3. Micro-manufacture of modulation masks
The patterns in our Cu mask were fabricated on a 3 oz printed circuit board by wet etching, a common industrial process. However, creation of the finer 10 µm resolution Au mask was much more complex and required photolithography combined with ion beam etching. A 4 in. diameter quartz wafer was coated by electron evaporation with a seed layer of 10 nm titanium and 60 nm gold, followed by electrochemical deposition of a 10 µm thick film of gold. Then, the wafer was coated with AZ4620 photoresist and soft-baked at 100 °C for 3 min for solvent removal prior to patterning.
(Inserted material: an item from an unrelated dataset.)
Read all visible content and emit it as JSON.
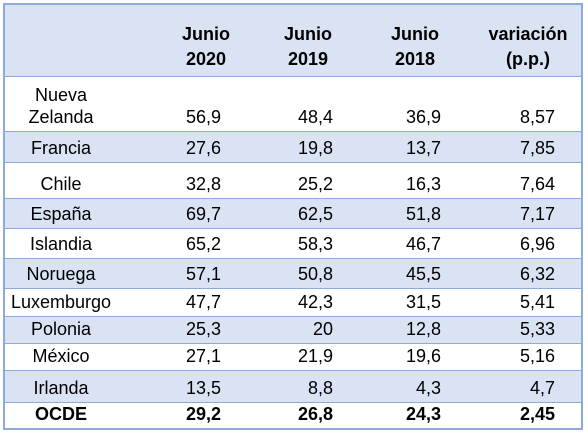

The photoresist was, in turn, patterned using a Karl Suss MA6 Contact Aligner and photomask with 250 mW/cm2 of uv exposure at 365 nm. The patterned wafer was then immersed in the developer (AZ400k: deionized water = 1:3) for 2 min. Finally, the photoresist pattern was transferred onto the gold film via ion beam etching by using an Ar ion milling system (LKJ-150, Beijing Institute of Advanced Ion Beam Technology) with an ion energy of 300 eV and ion current of 0.5 mA/cm2.